Whitney Pyles, MPH , Health Unit, CARE USA Headquarters, Atlanta, GA
Helene Cunat , CARE Vietnam, Tay Ho, Hanoi, Vietnam
PURPOSE: CARE Vietnam's CBS model trains community leaders and mobilizes volunteer networks to detect and respond to suspected cases of AI. The redesigned model builds on past success while addressing concerns identified in the evaluation of the initial model by targeting more appropriate venues and incorporating new techniques. METHODS: A joint evaluation of CARE's model and the Food and Agriculture Organization (FAO) model, which uses informants and rumor surveillance to improve passive surveillance, assesses the strengths and weaknesses of each to propose a more sustainable and scalable joint design. Two CARE intervention villages paired with two FAO sites and two non-intervention villages are examined to assess the impact of active surveillance, drills, community outreach and strengthened infrastructure on preventing, reporting, and detecting AI. The evaluation will inform model redesign incorporating technical and policy expertise from the Vietnam Ministry of Health and Ministry of Agriculture and Rural Development (MARD), civil society organizations, US government donors, and FAO. RESULTS: In a CARE intervention area, community members successfully identified, reported, and contained three outbreaks of confirmed H5N1in poultry.
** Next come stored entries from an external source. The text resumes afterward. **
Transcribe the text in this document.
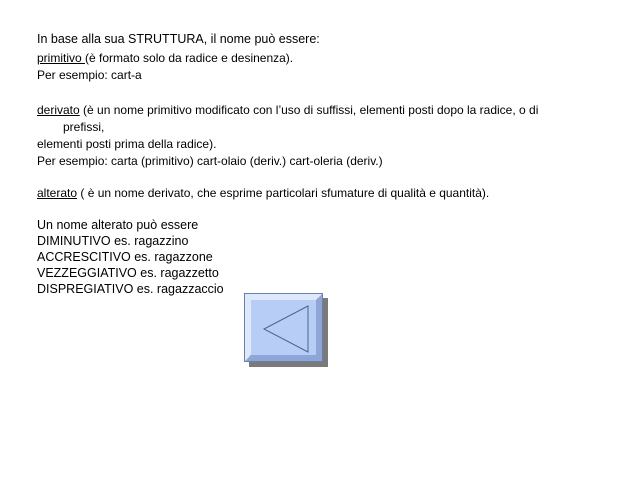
In base alla sua STRUTTURA, il nome può essere:
primitivo (è formato solo da radice e desinenza).
Per esempio: cart-a
derivato (è un nome primitivo modificato con l’uso di suffissi, elementi posti dopo la radice, o di
prefissi,
elementi posti prima della radice).
Per esempio: carta (primitivo) cart-olaio (deriv.) cart-oleria (deriv.)
alterato ( è un nome derivato, che esprime particolari sfumature di qualità e quantità).
Un nome alterato può essere
DIMINUTIVO es. ragazzino
ACCRESCITIVO es. ragazzone
VEZZEGGIATIVO es. ragazzetto
DISPREGIATIVO es. ragazzaccio
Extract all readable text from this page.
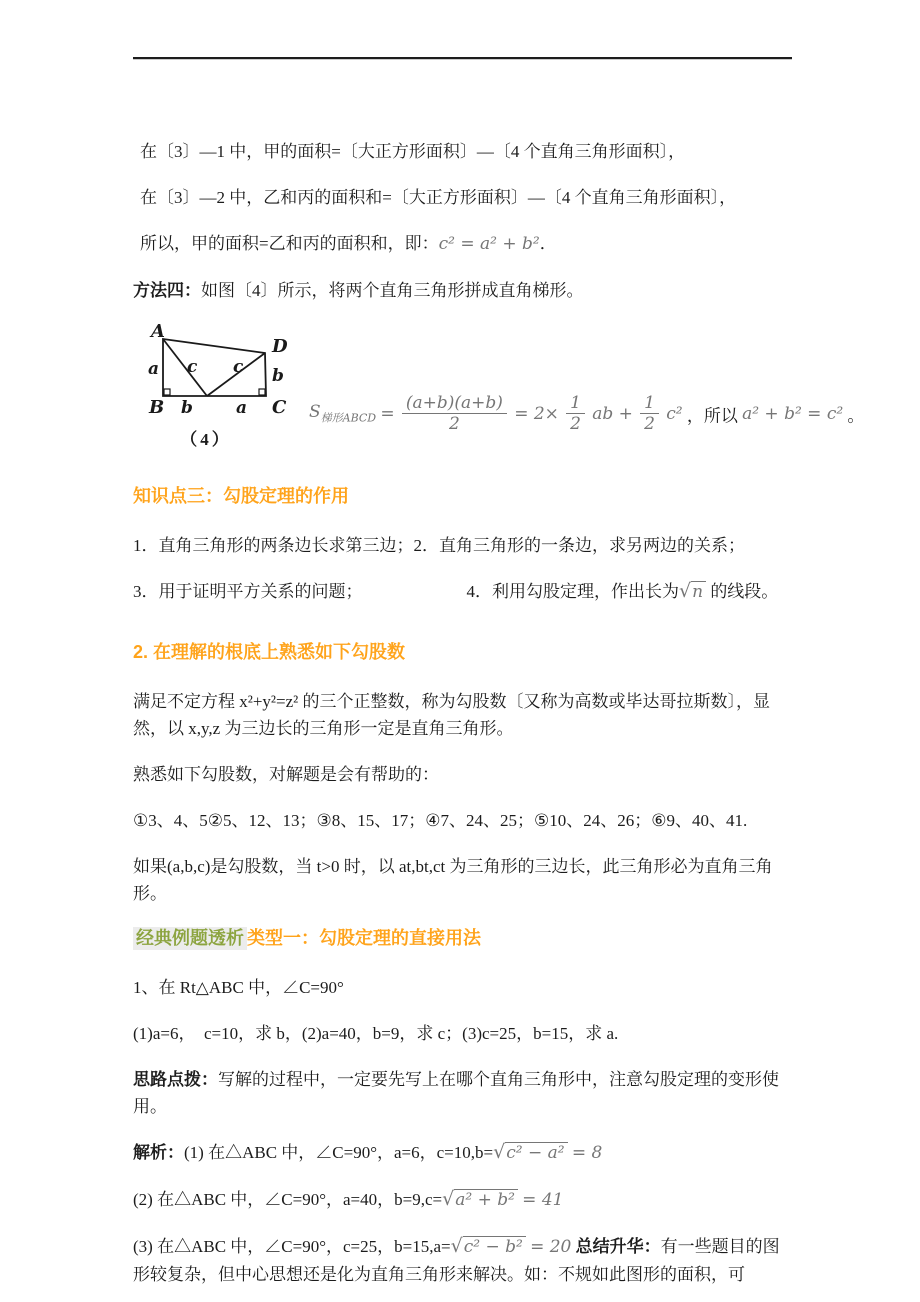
在〔3〕—1 中，甲的面积=〔大正方形面积〕—〔4 个直角三角形面积〕，

在〔3〕—2 中，乙和丙的面积和=〔大正方形面积〕—〔4 个直角三角形面积〕，

所以，甲的面积=乙和丙的面积和，即：c² = a² + b²．

方法四：如图〔4〕所示，将两个直角三角形拼成直角梯形。

A
B	C
D
a	b
c c
b	a
（4）
$S_{梯形ABCD} = \frac{(a+b)(a+b)}{2} = 2\times \frac{1}{2}$ ab + $\frac{1}{2} c^2$ ，所以 a² + b² = c² 。
知识点三：勾股定理的作用

1．直角三角形的两条边长求第三边；2．直角三角形的一条边，求另两边的关系；

3．用于证明平方关系的问题；	4．利用勾股定理，作出长为√n 的线段。

2. 在理解的根底上熟悉如下勾股数

满足不定方程 x²+y²=z² 的三个正整数，称为勾股数〔又称为高数或毕达哥拉斯数〕，显然，以 x,y,z 为三边长的三角形一定是直角三角形。

熟悉如下勾股数，对解题是会有帮助的：

①3、4、5②5、12、13；③8、15、17；④7、24、25；⑤10、24、26；⑥9、40、41.

如果(a,b,c)是勾股数，当 t>0 时，以 at,bt,ct 为三角形的三边长，此三角形必为直角三角形。

经典例题透析 类型一：勾股定理的直接用法

1、在 Rt△ABC 中，∠C=90°

(1)a=6，　c=10，求 b，(2)a=40，b=9，求 c；(3)c=25，b=15，求 a.

思路点拨：写解的过程中，一定要先写上在哪个直角三角形中，注意勾股定理的变形使用。

解析：(1) 在△ABC 中，∠C=90°，a=6，c=10,b=√c² − a² = 8

(2) 在△ABC 中，∠C=90°，a=40，b=9,c=√a² + b² = 41

(3) 在△ABC 中，∠C=90°，c=25，b=15,a=√c² − b² = 20 总结升华：有一些题目的图形较复杂，但中心思想还是化为直角三角形来解决。如：不规如此图形的面积，可
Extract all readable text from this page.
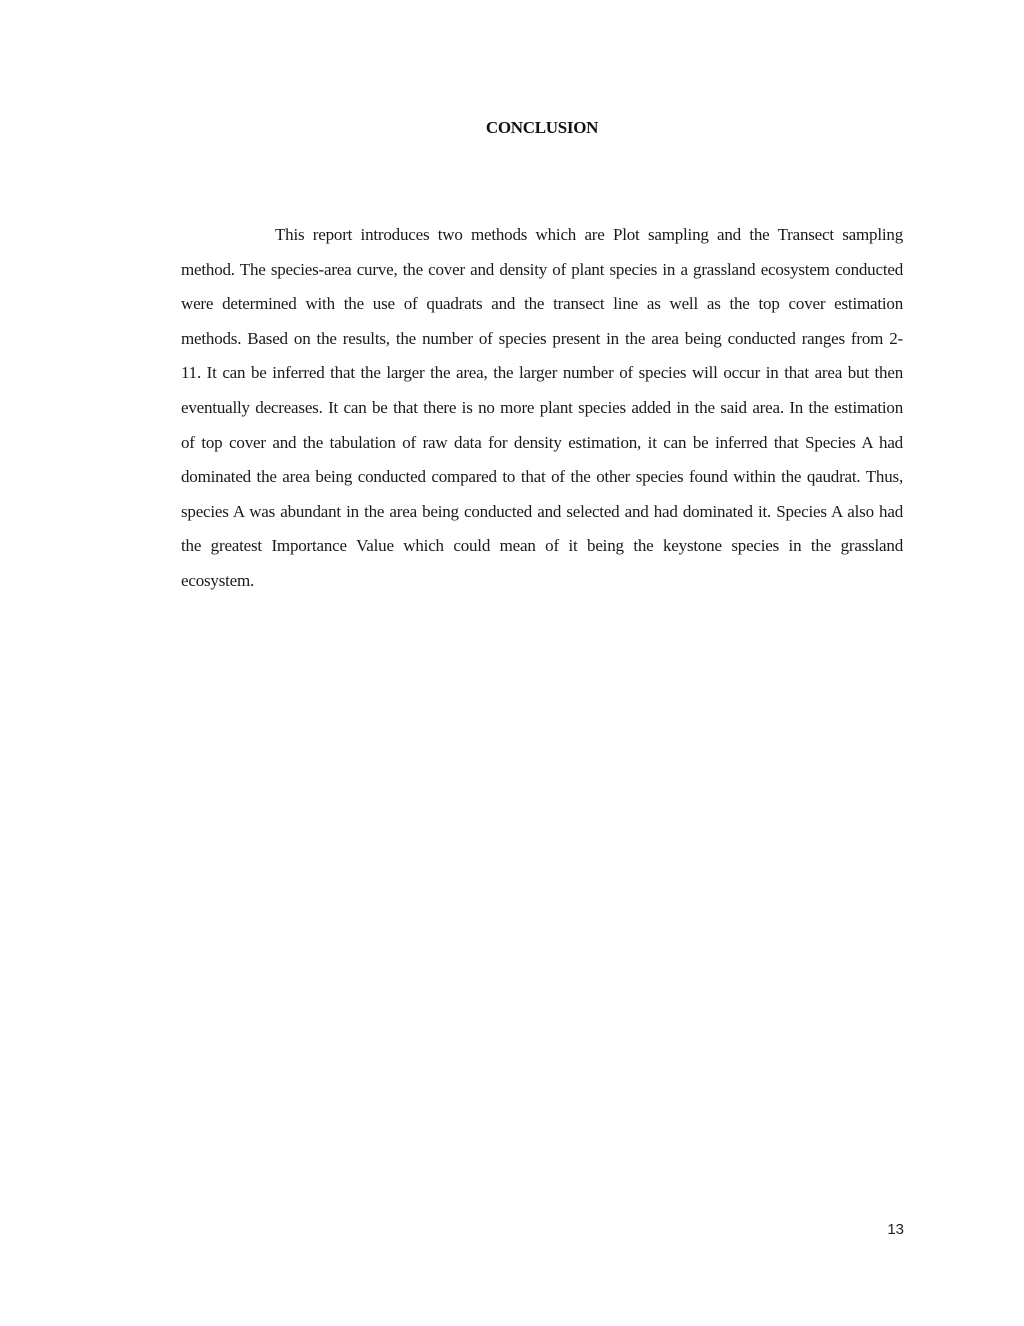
CONCLUSION

This report introduces two methods which are Plot sampling and the Transect sampling method. The species-area curve, the cover and density of plant species in a grassland ecosystem conducted were determined with the use of quadrats and the transect line as well as the top cover estimation methods. Based on the results, the number of species present in the area being conducted ranges from 2-11. It can be inferred that the larger the area, the larger number of species will occur in that area but then eventually decreases. It can be that there is no more plant species added in the said area. In the estimation of top cover and the tabulation of raw data for density estimation, it can be inferred that Species A had dominated the area being conducted compared to that of the other species found within the qaudrat. Thus, species A was abundant in the area being conducted and selected and had dominated it. Species A also had the greatest Importance Value which could mean of it being the keystone species in the grassland ecosystem.

13
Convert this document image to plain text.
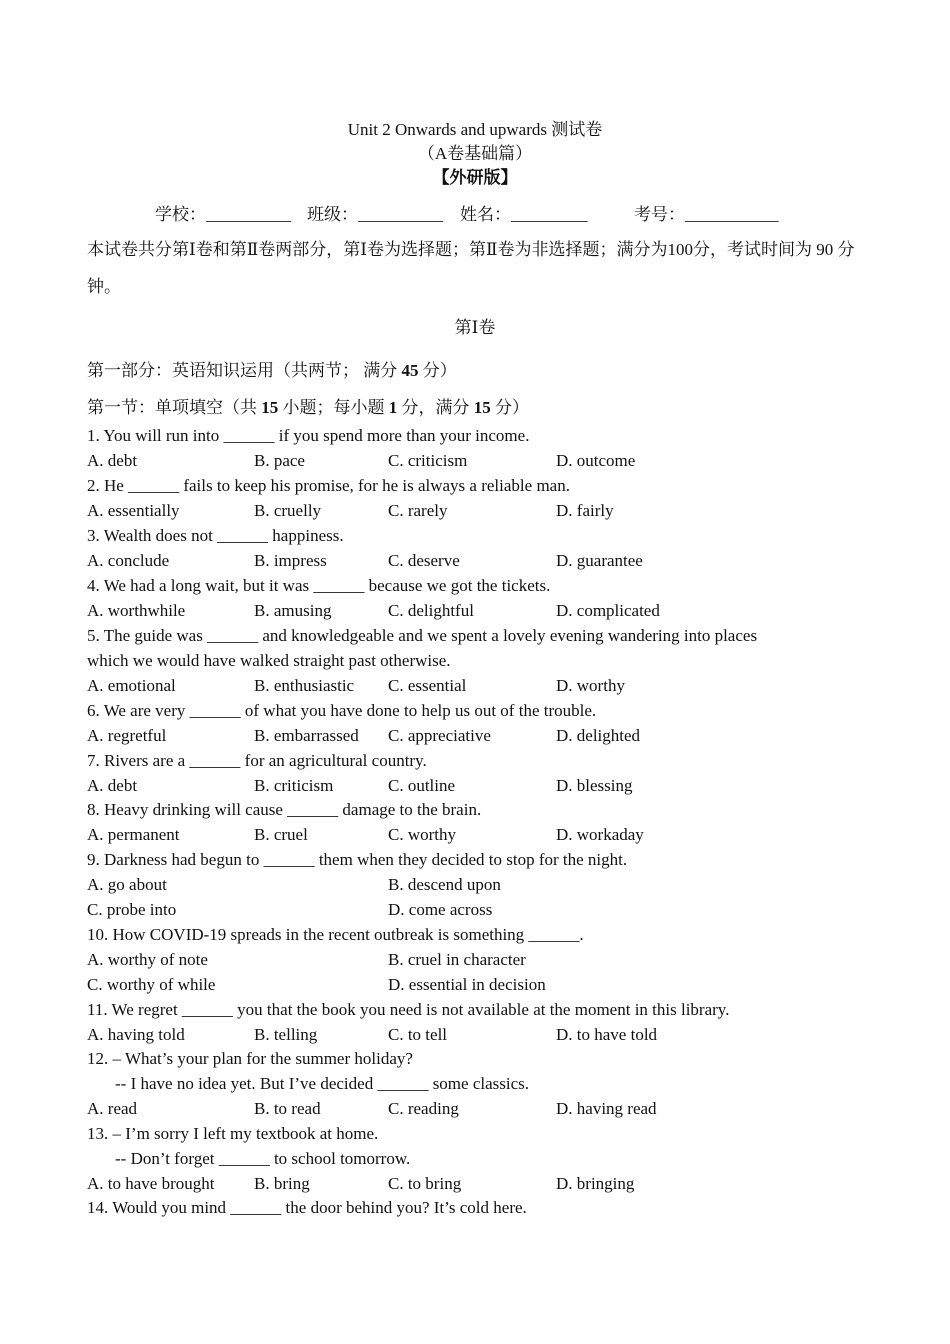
Unit 2 Onwards and upwards 测试卷
（A卷基础篇）
【外研版】
学校：__________ 班级：__________ 姓名：_________	考号：___________
本试卷共分第Ⅰ卷和第Ⅱ卷两部分，第Ⅰ卷为选择题；第Ⅱ卷为非选择题；满分为100分，考试时间为 90 分钟。
第Ⅰ卷
第一部分：英语知识运用（共两节； 满分 45 分）
第一节：单项填空（共 15 小题；每小题 1 分，满分 15 分）
1. You will run into ______ if you spend more than your income.
A. debt	B. pace	C. criticism	D. outcome
2. He ______ fails to keep his promise, for he is always a reliable man.
A. essentially	B. cruelly	C. rarely	D. fairly
3. Wealth does not ______ happiness.
A. conclude	B. impress	C. deserve	D. guarantee
4. We had a long wait, but it was ______ because we got the tickets.
A. worthwhile	B. amusing	C. delightful	D. complicated
5. The guide was ______ and knowledgeable and we spent a lovely evening wandering into places
which we would have walked straight past otherwise.
A. emotional	B. enthusiastic C. essential	D. worthy
6. We are very ______ of what you have done to help us out of the trouble.
A. regretful	B. embarrassed C. appreciative	D. delighted
7. Rivers are a ______ for an agricultural country.
A. debt	B. criticism	C. outline	D. blessing
8. Heavy drinking will cause ______ damage to the brain.
A. permanent	B. cruel	C. worthy	D. workaday
9. Darkness had begun to ______ them when they decided to stop for the night.
A. go about	B. descend upon
C. probe into	D. come across
10. How COVID-19 spreads in the recent outbreak is something ______.
A. worthy of note	B. cruel in character
C. worthy of while	D. essential in decision
11. We regret ______ you that the book you need is not available at the moment in this library.
A. having told	B. telling	C. to tell	D. to have told
12. – What’s your plan for the summer holiday?
-- I have no idea yet. But I’ve decided ______ some classics.
A. read	B. to read	C. reading	D. having read
13. – I’m sorry I left my textbook at home.
-- Don’t forget ______ to school tomorrow.
A. to have brought B. bring	C. to bring	D. bringing
14. Would you mind ______ the door behind you? It’s cold here.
Preliminary findings indicate the intervention may improve timeliness of reports and local response. Volunteer networks for regular household visits may be difficult to sustain. Communities use the volunteer networks for other prevention activities, including collecting information on poultry populations and organizing vaccinations. POLICY RECOMMENDATIONS: Collaborative evaluation and redesign of AI and pandemic influenza detection and response models may yield more efficient, sustainable, and effective national and international AI programs. PARTNERS:CDC, FAO, CIRAD, Vietnam Ministry of Health, Vietnam MARD.

Learning Objectives:
1. Understand relevance and effectiveness of community-based surveillance in preventing AI transmission. 2. Identify factors influencing successful implementation of community-based surveillance models and methods 3. Utilize key lessons learned to inform design of community based surveillance models, which can be applied to a variety of diseases

Keywords: Community Collaboration, Emerging Diseases

Presenting author's disclosure statement:

Qualified on the content I am responsible for because: Whitney Pyles, MPH, is CARE’s Avian & Pandemic Influenza Coordinator and overseas a portfolio of avian and pandemic influenza projects in Asia and Latin America. With CARE Vietnam staff and partners, Ms. Pyles worked on the evaluation of the community based surveillance model and is leading the process for the redesign of the model.
Any relevant financial relationships? No

I agree to comply with the American Public Health Association Conflict of Interest and Commercial Support Guidelines, and to disclose to the participants any off-label or experimental uses of a commercial product or service discussed in my presentation.